By contrast to what’s going on in Washington, D.C., cities are struggling with their own inability to do anything fast enough. Most of the time, they cannot permit a retail space or approve a housing development or build new infrastructure in a reasonable time frame. We have enabled the molasses-slow pace because … well, how exactly do you get a city to accelerate its permitting processes or regulate construction more quickly? It is a hard problem to vote out of office.
But now, there are (at least) two ticking time bombs for cities.
Speeding up cities
First there’s real potential that cities will suffer devastating losses of federal funding while their local economies have not recovered from the pandemic, resulting in budget cuts and / or financial instability in the years to come. If cities do not figure out how to generate revenue quickly, they are in for trouble. They will have to balance the budget not just in 2025, but for the foreseeable future. Check the budget projections for everywhere from Portland, OR, to Reno to San Diego to Houston — it doesn’t look good.
Second, people who are not diehard urbanites are looking at their watches. They’ve been waiting for a turnaround in their cities for the past five years, and they see time is running out for change.
They’re saying: When will Seattle clean up its streets?
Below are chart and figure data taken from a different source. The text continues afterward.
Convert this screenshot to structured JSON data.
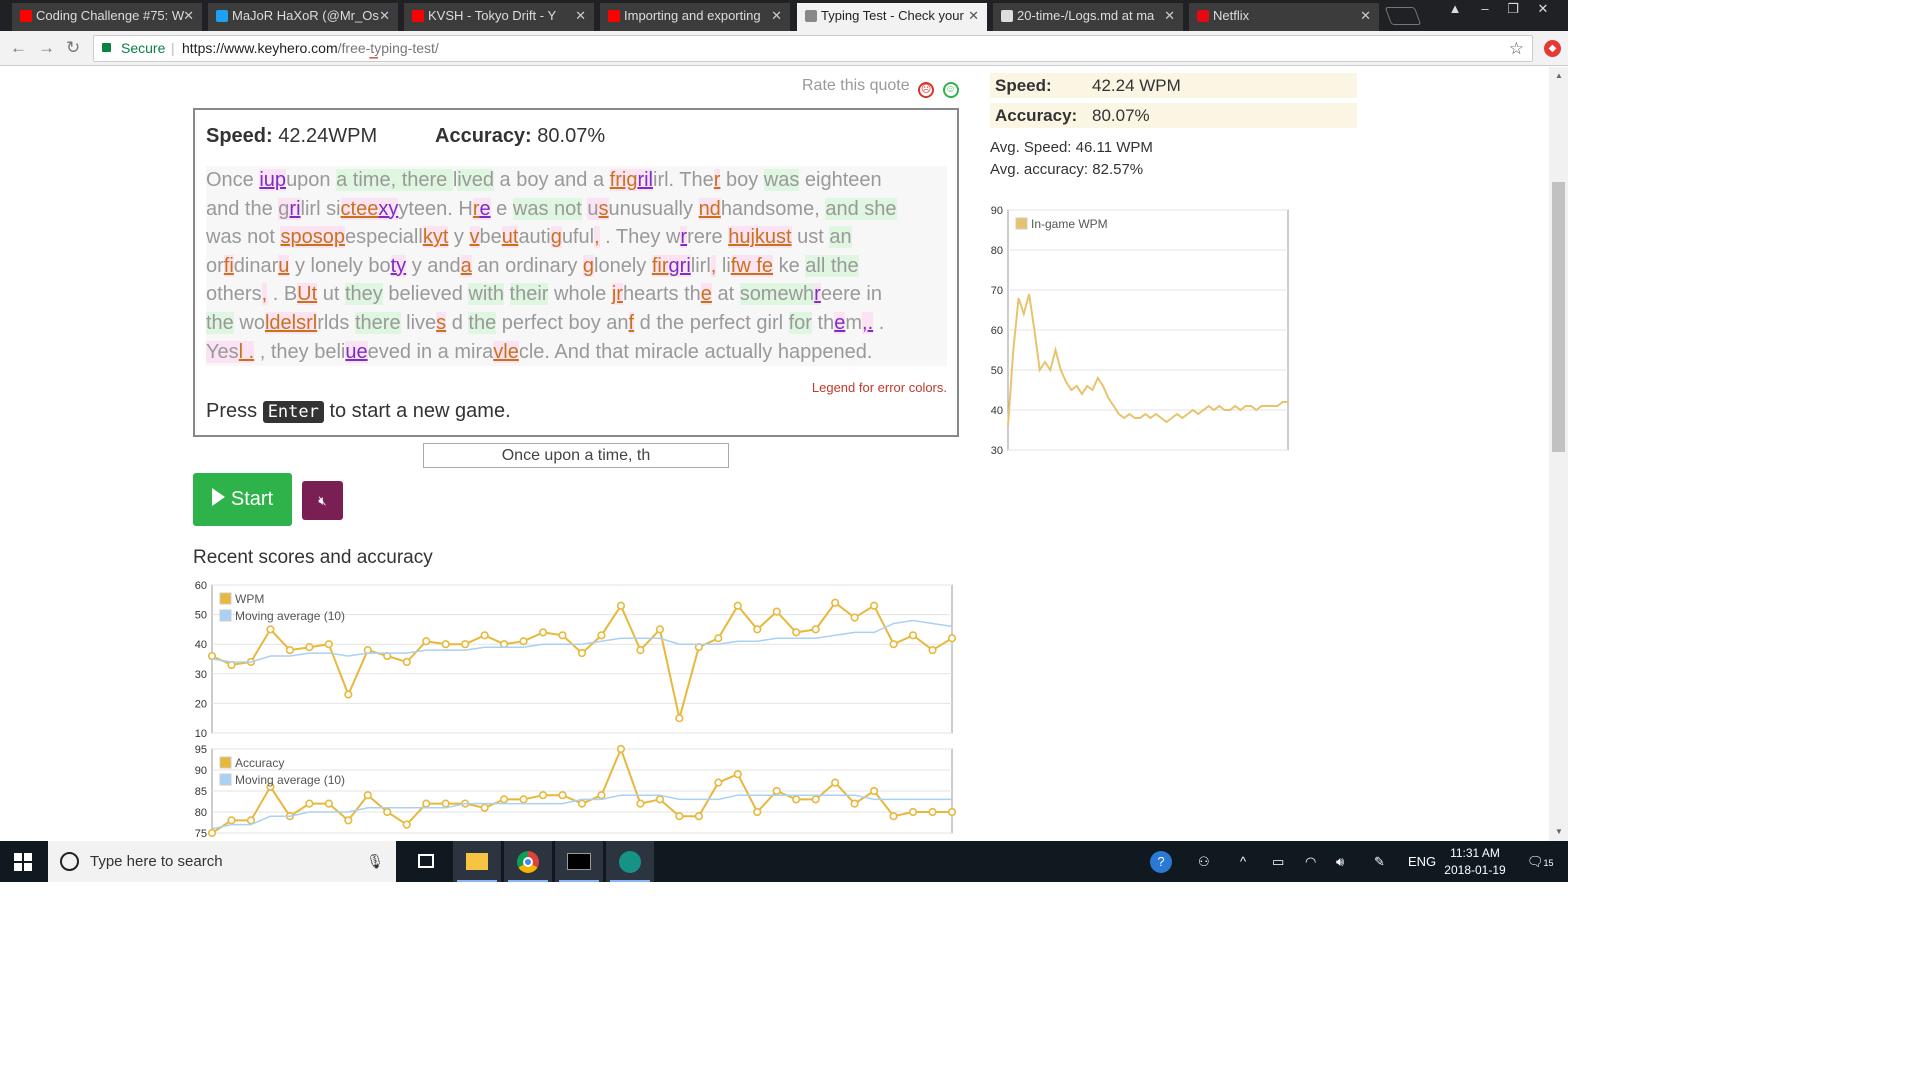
{
  "browser": {
    "tabs": [
      {
        "label": "Coding Challenge #75: W",
        "icon": "youtube-icon",
        "color": "#ff0000",
        "active": false
      },
      {
        "label": "MaJoR HaXoR (@Mr_Os",
        "icon": "twitter-icon",
        "color": "#1da1f2",
        "active": false
      },
      {
        "label": "KVSH - Tokyo Drift - Y",
        "icon": "youtube-icon",
        "color": "#ff0000",
        "active": false
      },
      {
        "label": "Importing and exporting",
        "icon": "youtube-icon",
        "color": "#ff0000",
        "active": false
      },
      {
        "label": "Typing Test - Check your",
        "icon": "keyhero-icon",
        "color": "#888888",
        "active": true
      },
      {
        "label": "20-time-/Logs.md at ma",
        "icon": "github-icon",
        "color": "#dddddd",
        "active": false
      },
      {
        "label": "Netflix",
        "icon": "netflix-icon",
        "color": "#e50914",
        "active": false
      }
    ],
    "secure_label": "Secure",
    "url_host": "https://www.keyhero.com",
    "url_path": "/free-typing-test/"
  },
  "page": {
    "rate_label": "Rate this quote",
    "game": {
      "speed_label": "Speed:",
      "speed_value": "42.24WPM",
      "accuracy_label": "Accuracy:",
      "accuracy_value": "80.07%",
      "legend_link": "Legend for error colors.",
      "press_before": "Press",
      "press_key": "Enter",
      "press_after": "to start a new game."
    },
    "input_value": "Once upon a time, th",
    "start_label": "Start",
    "recent_title": "Recent scores and accuracy",
    "side": {
      "speed_label": "Speed:",
      "speed_value": "42.24 WPM",
      "accuracy_label": "Accuracy:",
      "accuracy_value": "80.07%",
      "avg_speed": "Avg. Speed: 46.11 WPM",
      "avg_accuracy": "Avg. accuracy: 82.57%"
    }
  },
  "taskbar": {
    "search_placeholder": "Type here to search",
    "lang": "ENG",
    "time": "11:31 AM",
    "date": "2018-01-19",
    "notifications": "15"
  },
  "chart_data": [
    {
      "type": "line",
      "legend": [
        "In-game WPM"
      ],
      "ylim": [
        30,
        90
      ],
      "yticks": [
        30,
        40,
        50,
        60,
        70,
        80,
        90
      ],
      "series": [
        {
          "name": "In-game WPM",
          "color": "#e8c36d",
          "values": [
            36,
            55,
            68,
            64,
            69,
            60,
            50,
            52,
            50,
            55,
            50,
            47,
            45,
            46,
            44,
            46,
            45,
            48,
            46,
            43,
            41,
            39,
            38,
            39,
            38,
            38,
            39,
            38,
            39,
            38,
            37,
            38,
            39,
            38,
            39,
            40,
            39,
            40,
            41,
            40,
            41,
            40,
            40,
            41,
            40,
            41,
            41,
            40,
            41,
            41,
            41,
            41,
            42,
            42
          ]
        }
      ]
    },
    {
      "type": "line",
      "legend": [
        "WPM",
        "Moving average (10)"
      ],
      "ylim": [
        10,
        60
      ],
      "yticks": [
        10,
        20,
        30,
        40,
        50,
        60
      ],
      "series": [
        {
          "name": "WPM",
          "color": "#e8b83c",
          "values": [
            36,
            33,
            34,
            45,
            38,
            39,
            40,
            23,
            38,
            36,
            34,
            41,
            40,
            40,
            43,
            40,
            41,
            44,
            43,
            37,
            43,
            53,
            38,
            45,
            15,
            39,
            42,
            53,
            45,
            51,
            44,
            45,
            54,
            49,
            53,
            40,
            43,
            38,
            42
          ]
        },
        {
          "name": "Moving average (10)",
          "color": "#a9d0f5",
          "values": [
            35,
            34,
            34,
            36,
            36,
            37,
            37,
            36,
            37,
            37,
            37,
            38,
            38,
            38,
            39,
            39,
            39,
            40,
            40,
            40,
            41,
            42,
            42,
            42,
            40,
            40,
            40,
            41,
            41,
            42,
            42,
            42,
            43,
            44,
            44,
            47,
            48,
            47,
            46
          ]
        }
      ]
    },
    {
      "type": "line",
      "legend": [
        "Accuracy",
        "Moving average (10)"
      ],
      "ylim": [
        75,
        95
      ],
      "yticks": [
        75,
        80,
        85,
        90,
        95
      ],
      "series": [
        {
          "name": "Accuracy",
          "color": "#e8b83c",
          "values": [
            75,
            78,
            78,
            86,
            79,
            82,
            82,
            78,
            84,
            80,
            77,
            82,
            82,
            82,
            81,
            83,
            83,
            84,
            84,
            82,
            84,
            95,
            82,
            83,
            79,
            79,
            87,
            89,
            80,
            85,
            83,
            83,
            87,
            82,
            85,
            79,
            80,
            80,
            80
          ]
        },
        {
          "name": "Moving average (10)",
          "color": "#a9d0f5",
          "values": [
            76,
            77,
            77,
            79,
            79,
            80,
            80,
            80,
            81,
            81,
            81,
            81,
            81,
            82,
            82,
            82,
            82,
            82,
            82,
            83,
            83,
            84,
            84,
            84,
            83,
            83,
            83,
            84,
            84,
            84,
            84,
            84,
            84,
            84,
            83,
            83,
            83,
            83,
            83
          ]
        }
      ]
    }
  ]
}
When will San Francisco build its housing? When will downtown Cleveland turn around? Residents have already been waiting a long time for positive change and unless they start to see some soon, they will leave.
Yes, these both sound like rewarmed urban doom loop scenarios — but the distinction is that the wrench here is not remote work, it’s Trump and time.
Time is money, but cheaper
Regardless of whether cities want to pick up the pace, they will have to. The good news is that speeding things up doesn’t have to cost cities much.
For example, in Los Angeles, Mayor Karen Bass created an executive order in 2022 to speed up affordable housing construction. Under Executive Directive 1 (ED1), L.A. city departments must complete the pre-construction review process for all 100 percent affordable housing developments within 60 days. Building permits must be issued within five days. Although this directive doesn’t create more revenue for the city, there are real benefits to the city in saving time and it shows that cities can do their work faster. Where else can cities shrink the timeframe for their regulatory processes?
Though the Trump administration’s speed is excessive and dangerous, the slow, deliberative pace that we work through big public urban decisions is also toxic.

In Philadelphia, we spent two years considering whether to allow an NBA stadium downtown only to have the developers abruptly pull out of the deal. Philadelphia won’t get that time and energy back. Could we somehow cap how long we debate these big projects in public?
But we shouldn’t pressure only city government to move faster. We need the non-functioning parts of the private sector to move faster as well. Many cities are struggling with vacancy, whether vacant storefronts in Boston or vacant lots in Detroit or surface parking lots in St. Louis.
What if we had a use-it-or-lose clause that had a countdown clock going into effect upon transferring a deed? These underperforming assets are a problem, but there’s no incentive for their owners to do anything with them. In fact, many owners buy vacant land and parking lots simply to wait until they’re worth something, depressing entire neighborhoods in the process.
The Trump administration is sending out incomplete versions of their policy changes as if they’re the minimum viable product of an app that their opposition has to debug. For example, when they posted their list of 443 buildings for sale and irked the GSA (General Services Administration) in the process, they rescinded it, and now we await the 2.0 version of the list. To many, this is chaotic and a sign of incompetence, but it may also be the quickest way to outsource the user feedback process while forcing opponents to do the work of pointing out what’s wrong with the policies.
While everyone is rapt watching the Trump administration’s moves, cities need to launch a counteroffensive. They need to move fast and build things.